The Martelly proposal appears to have some popular support. The U.N. peacekeeping mission has an image problem with some of its members accused of being responsible for introducing a deadly cholera epidemic in Haiti in 2010.
Several peacekeepers have been accused of rape, and a recent survey of more than 800 households in Port-au-Prince found that a majority of respondents wanted the U.N. troops to leave.
Former soldiers and many jobless youngsters are mobilizing apparently in the belief that the new force’s creation is imminent.
Dorme, the former sergeant, said some 6,000 ex-soldiers and jobless young men have contacted the Lamentin camp seeking to join the new army. He said many of them returned to their provincial regions, but they stand ready to join.

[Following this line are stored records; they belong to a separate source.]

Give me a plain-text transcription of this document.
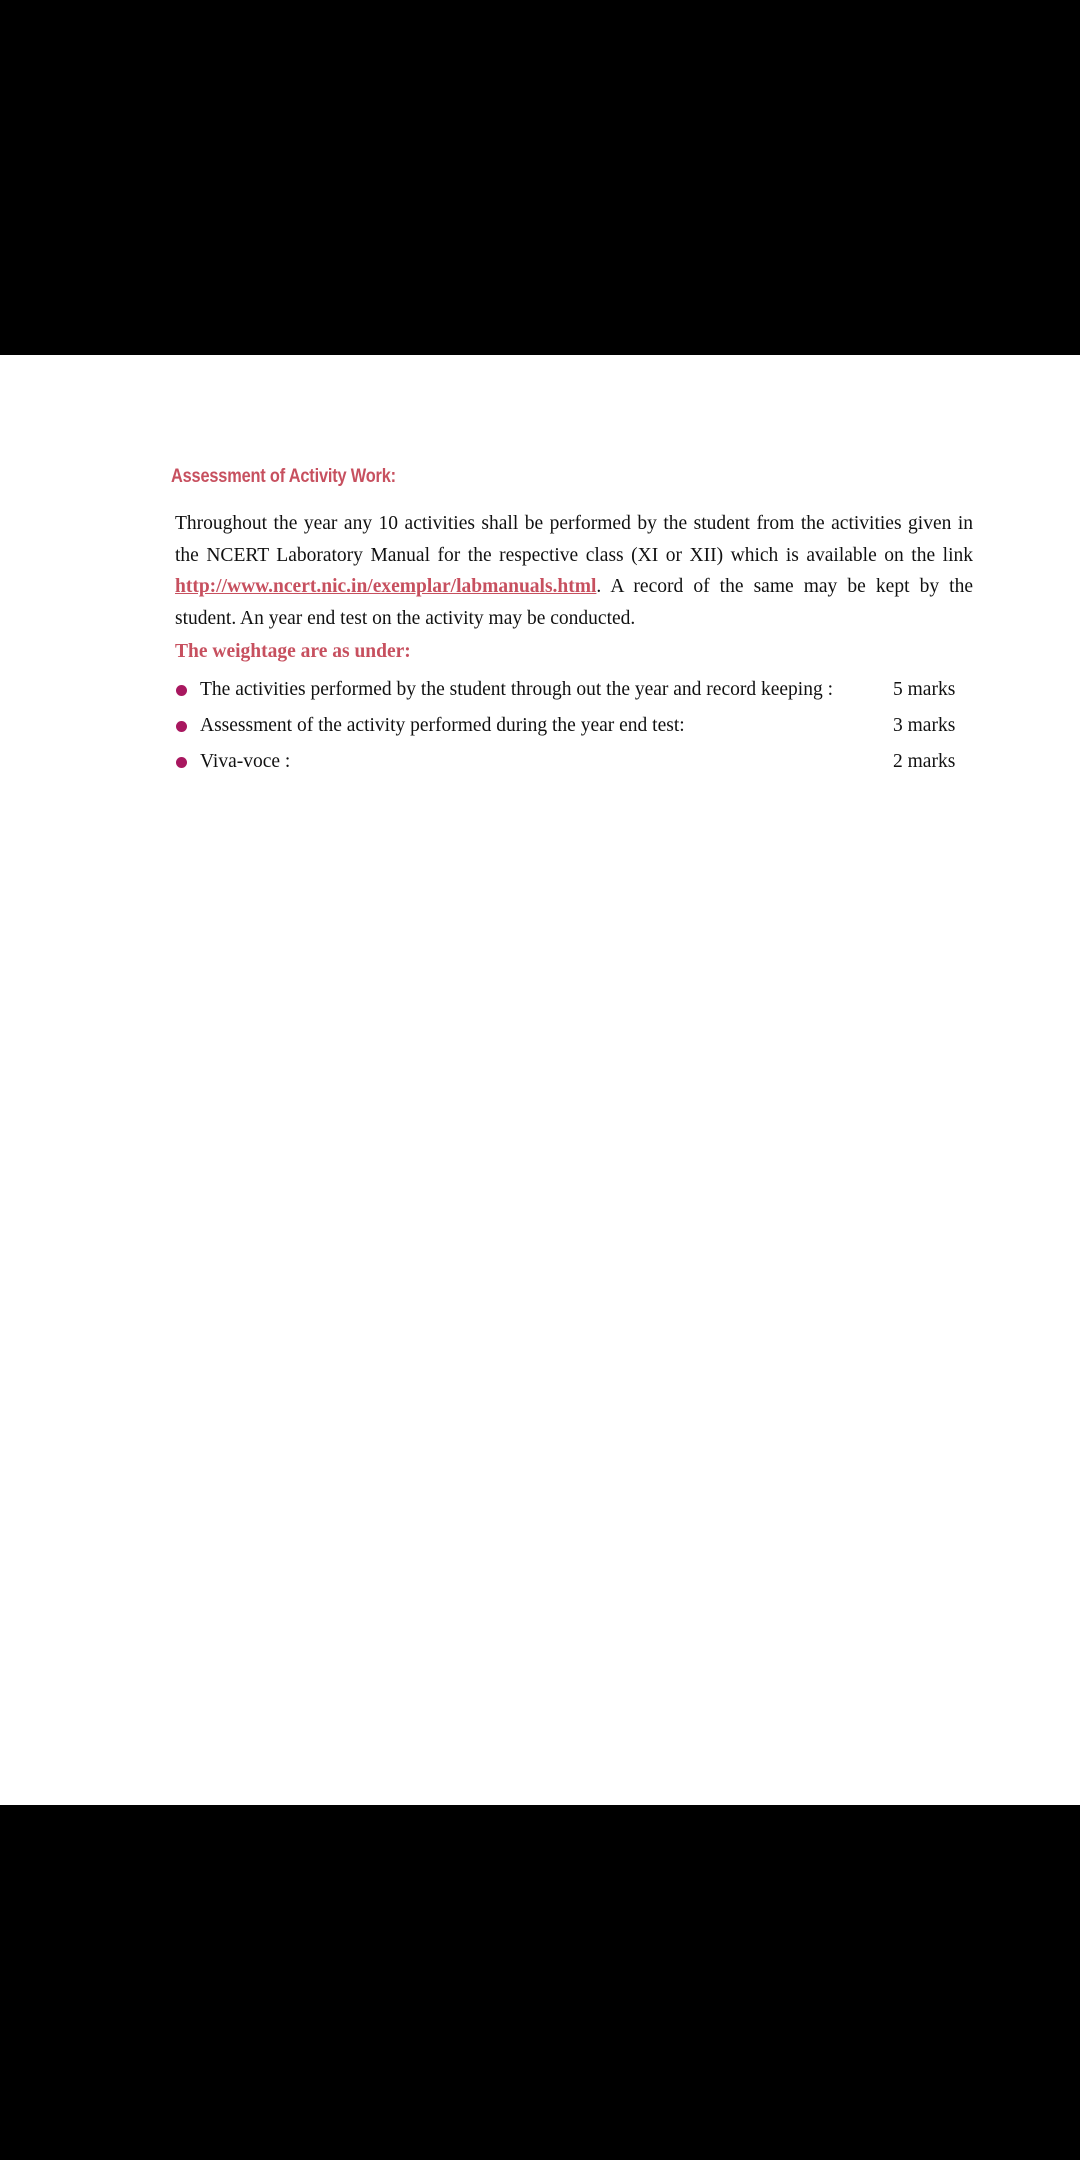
Assessment of Activity Work:
Throughout the year any 10 activities shall be performed by the student from the activities given in the NCERT Laboratory Manual for the respective class (XI or XII) which is available on the link http://www.ncert.nic.in/exemplar/labmanuals.html. A record of the same may be kept by the student. An year end test on the activity may be conducted.
The weightage are as under:
The activities performed by the student through out the year and record keeping :	5 marks
Assessment of the activity performed during the year end test:	3 marks
Viva-voce :	2 marks
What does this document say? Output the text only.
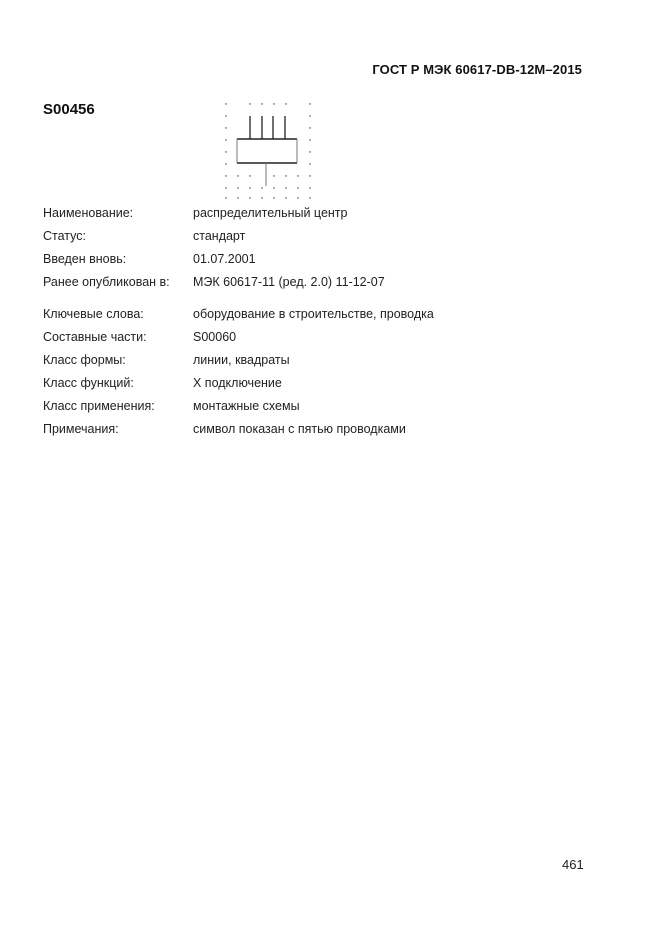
ГОСТ Р МЭК 60617-DB-12M–2015
S00456
Наименование:	распределительный центр
Статус:	стандарт
Введен вновь:	01.07.2001
Ранее опубликован в: МЭК 60617-11 (ред. 2.0) 11-12-07
Ключевые слова:	оборудование в строительстве, проводка
Составные части:	S00060
Класс формы:	линии, квадраты
Класс функций:	X подключение
Класс применения:	монтажные схемы
Примечания:	символ показан с пятью проводками
461
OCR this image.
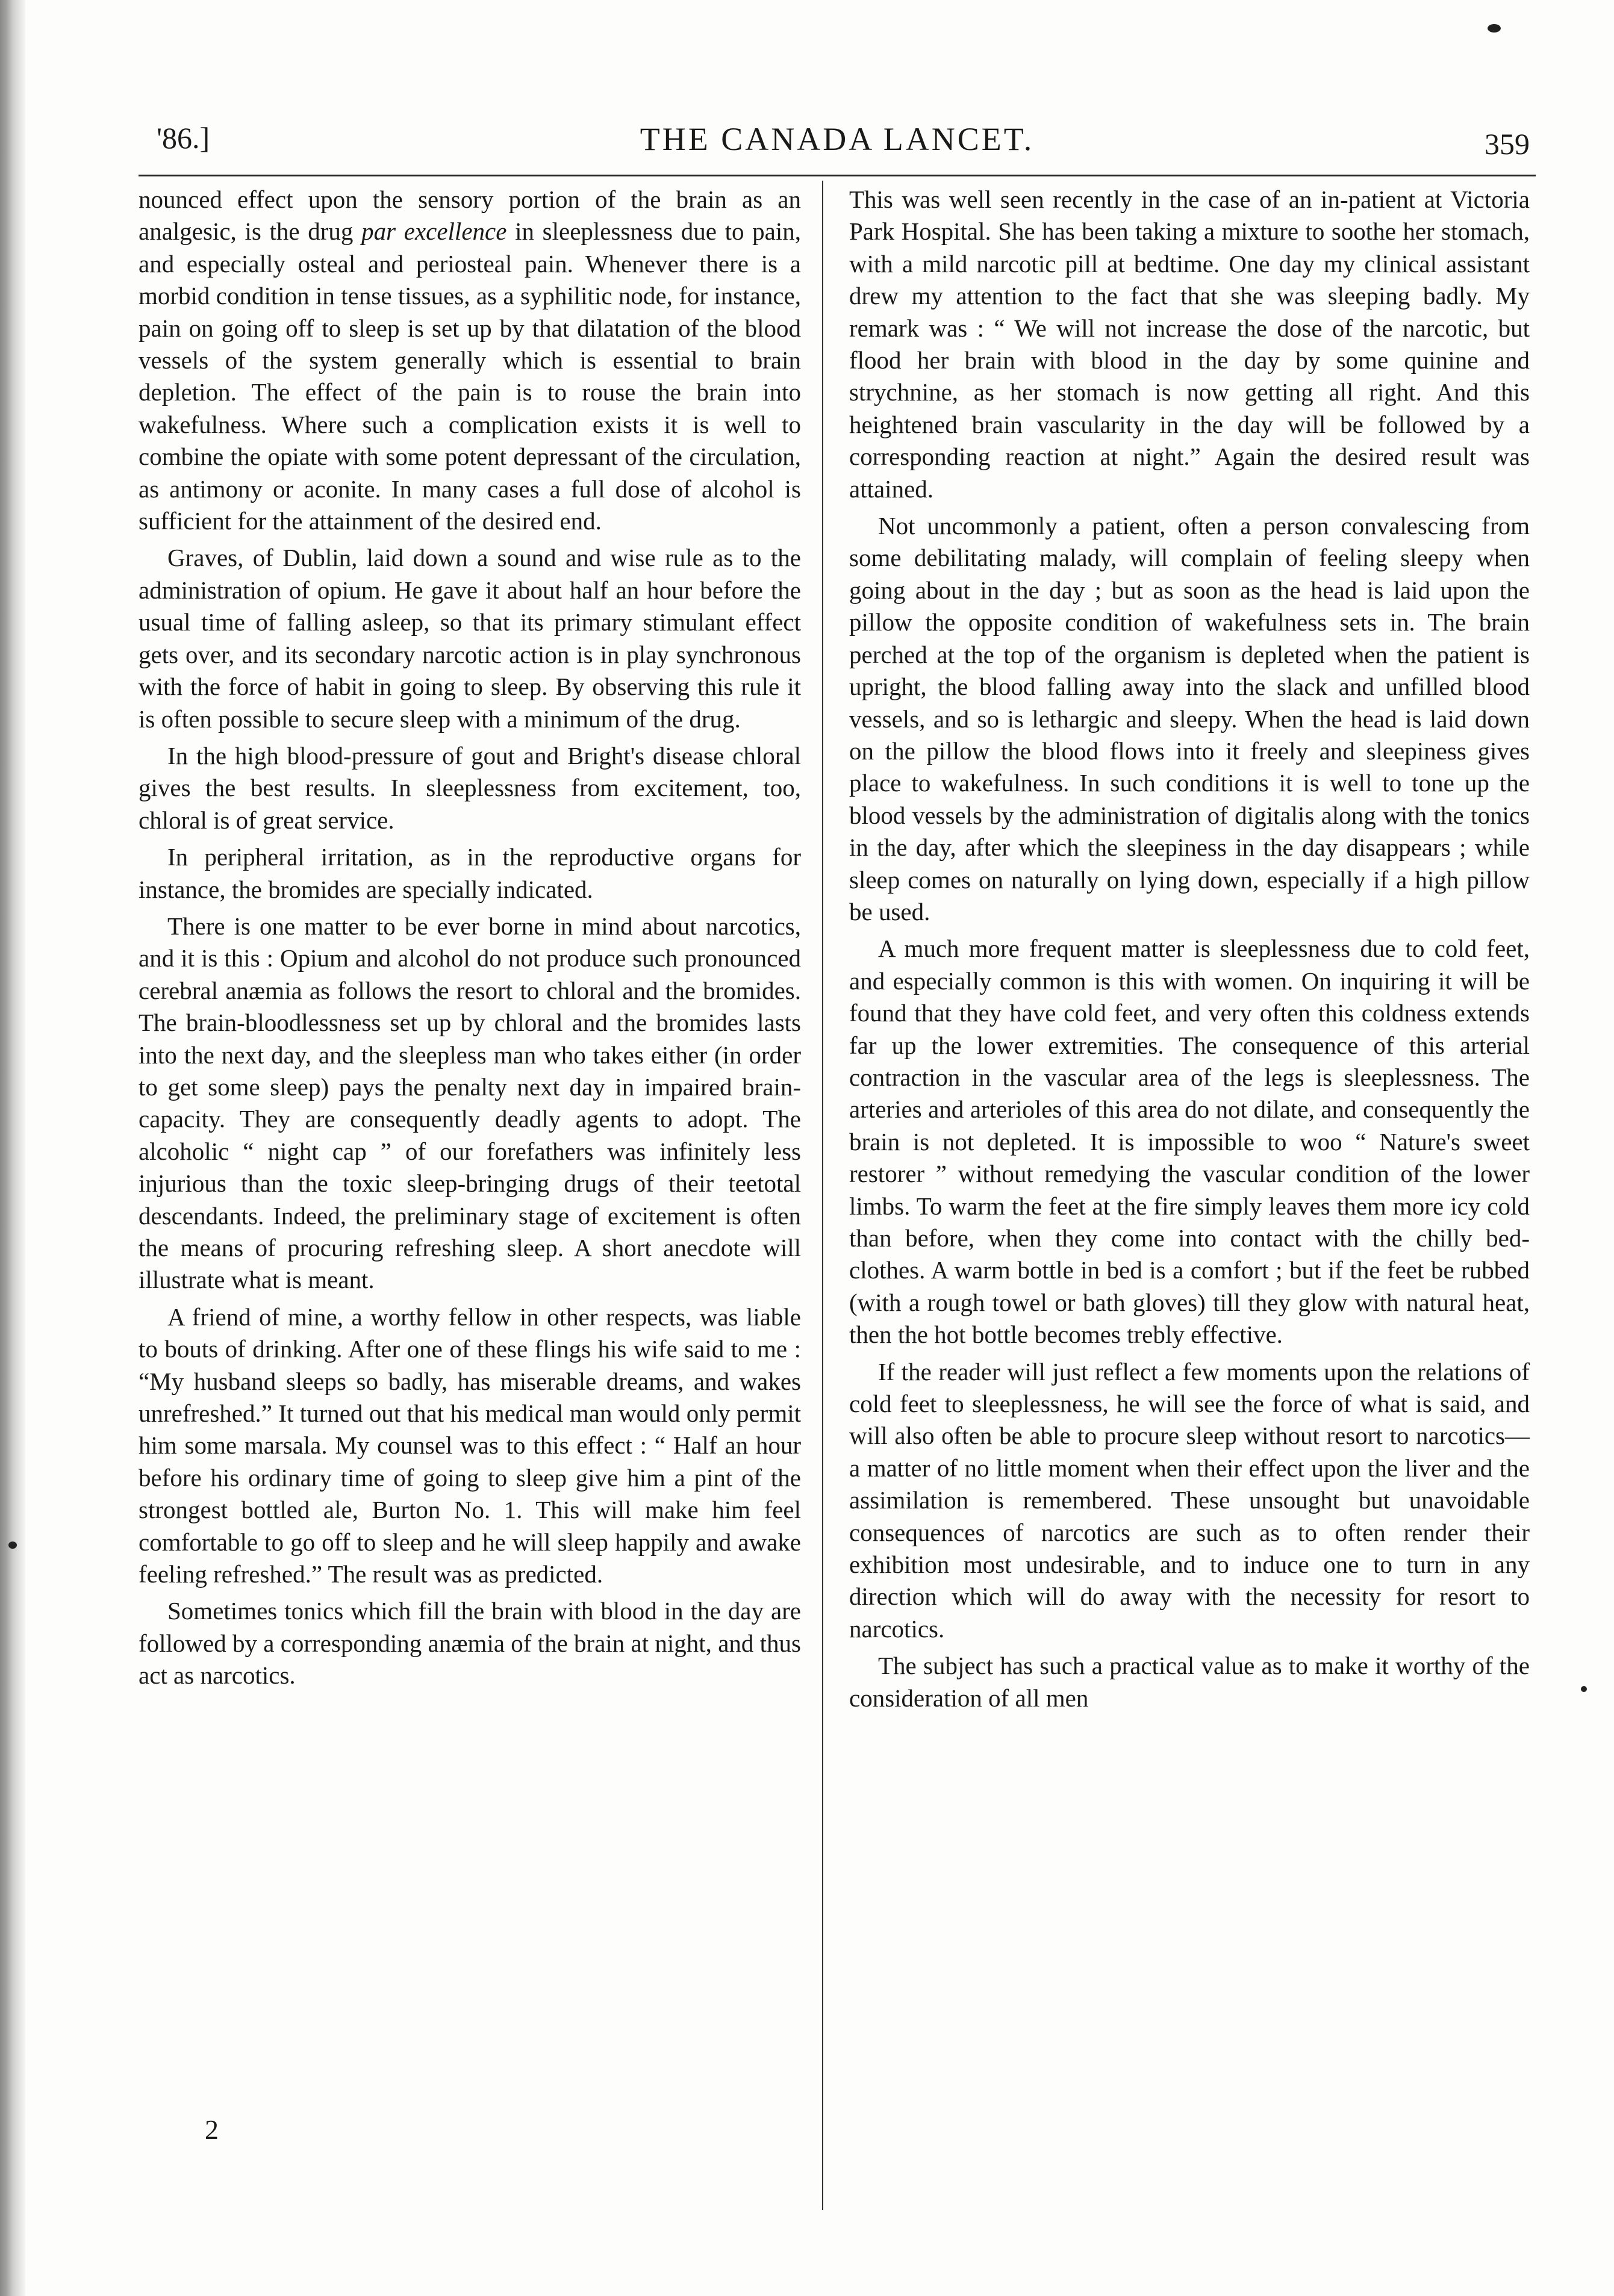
'86.]	THE CANADA LANCET.	359

nounced effect upon the sensory portion of the brain as an analgesic, is the drug par excellence in sleeplessness due to pain, and especially osteal and periosteal pain. Whenever there is a morbid condition in tense tissues, as a syphilitic node, for instance, pain on going off to sleep is set up by that dilatation of the blood vessels of the system generally which is essential to brain depletion. The effect of the pain is to rouse the brain into wakefulness. Where such a complication exists it is well to combine the opiate with some potent depressant of the circulation, as antimony or aconite. In many cases a full dose of alcohol is sufficient for the attainment of the desired end.

Graves, of Dublin, laid down a sound and wise rule as to the administration of opium. He gave it about half an hour before the usual time of falling asleep, so that its primary stimulant effect gets over, and its secondary narcotic action is in play synchronous with the force of habit in going to sleep. By observing this rule it is often possible to secure sleep with a minimum of the drug.

In the high blood-pressure of gout and Bright's disease chloral gives the best results. In sleeplessness from excitement, too, chloral is of great service.

In peripheral irritation, as in the reproductive organs for instance, the bromides are specially indicated.

There is one matter to be ever borne in mind about narcotics, and it is this : Opium and alcohol do not produce such pronounced cerebral anæmia as follows the resort to chloral and the bromides. The brain-bloodlessness set up by chloral and the bromides lasts into the next day, and the sleepless man who takes either (in order to get some sleep) pays the penalty next day in impaired brain-capacity. They are consequently deadly agents to adopt. The alcoholic “ night cap ” of our forefathers was infinitely less injurious than the toxic sleep-bringing drugs of their teetotal descendants. Indeed, the preliminary stage of excitement is often the means of procuring refreshing sleep. A short anecdote will illustrate what is meant.

A friend of mine, a worthy fellow in other respects, was liable to bouts of drinking. After one of these flings his wife said to me : “My husband sleeps so badly, has miserable dreams, and wakes unrefreshed.” It turned out that his medical man would only permit him some marsala. My counsel was to this effect : “ Half an hour before his ordinary time of going to sleep give him a pint of the strongest bottled ale, Burton No. 1. This will make him feel comfortable to go off to sleep and he will sleep happily and awake feeling refreshed.” The result was as predicted.

Sometimes tonics which fill the brain with blood in the day are followed by a corresponding anæmia of the brain at night, and thus act as narcotics.

This was well seen recently in the case of an in-patient at Victoria Park Hospital. She has been taking a mixture to soothe her stomach, with a mild narcotic pill at bedtime. One day my clinical assistant drew my attention to the fact that she was sleeping badly. My remark was : “ We will not increase the dose of the narcotic, but flood her brain with blood in the day by some quinine and strychnine, as her stomach is now getting all right. And this heightened brain vascularity in the day will be followed by a corresponding reaction at night.” Again the desired result was attained.

Not uncommonly a patient, often a person convalescing from some debilitating malady, will complain of feeling sleepy when going about in the day ; but as soon as the head is laid upon the pillow the opposite condition of wakefulness sets in. The brain perched at the top of the organism is depleted when the patient is upright, the blood falling away into the slack and unfilled blood vessels, and so is lethargic and sleepy. When the head is laid down on the pillow the blood flows into it freely and sleepiness gives place to wakefulness. In such conditions it is well to tone up the blood vessels by the administration of digitalis along with the tonics in the day, after which the sleepiness in the day disappears ; while sleep comes on naturally on lying down, especially if a high pillow be used.

A much more frequent matter is sleeplessness due to cold feet, and especially common is this with women. On inquiring it will be found that they have cold feet, and very often this coldness extends far up the lower extremities. The consequence of this arterial contraction in the vascular area of the legs is sleeplessness. The arteries and arterioles of this area do not dilate, and consequently the brain is not depleted. It is impossible to woo “ Nature's sweet restorer ” without remedying the vascular condition of the lower limbs. To warm the feet at the fire simply leaves them more icy cold than before, when they come into contact with the chilly bed-clothes. A warm bottle in bed is a comfort ; but if the feet be rubbed (with a rough towel or bath gloves) till they glow with natural heat, then the hot bottle becomes trebly effective.

If the reader will just reflect a few moments upon the relations of cold feet to sleeplessness, he will see the force of what is said, and will also often be able to procure sleep without resort to narcotics—a matter of no little moment when their effect upon the liver and the assimilation is remembered. These unsought but unavoidable consequences of narcotics are such as to often render their exhibition most undesirable, and to induce one to turn in any direction which will do away with the necessity for resort to narcotics.

The subject has such a practical value as to make it worthy of the consideration of all men

2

He also said the constitution does not allow heavily-armed foreign soldiers to occupy Haitian territory. “We will stay here until U.N. soldiers leave the country.”
Dorme’s group painted the gate of Lamentin camp with the French acronym of the Haitian Armed Forces, FAD‘H. Some also wear brand new green and khaki uniforms.
Although they refuse to provide details about their source of financial support, they appear to have enough funding in order to dress and feed the men attending training.
“We do not have any problem with the authorities and the police. We do not intend to attack anybody. But if the police decide to attack us, we will provide a response and they will be responsible for any damage that would follow,” Dorme said. “I hope they remember what happened in 2004. I hope they will think twice before doing anything like that.”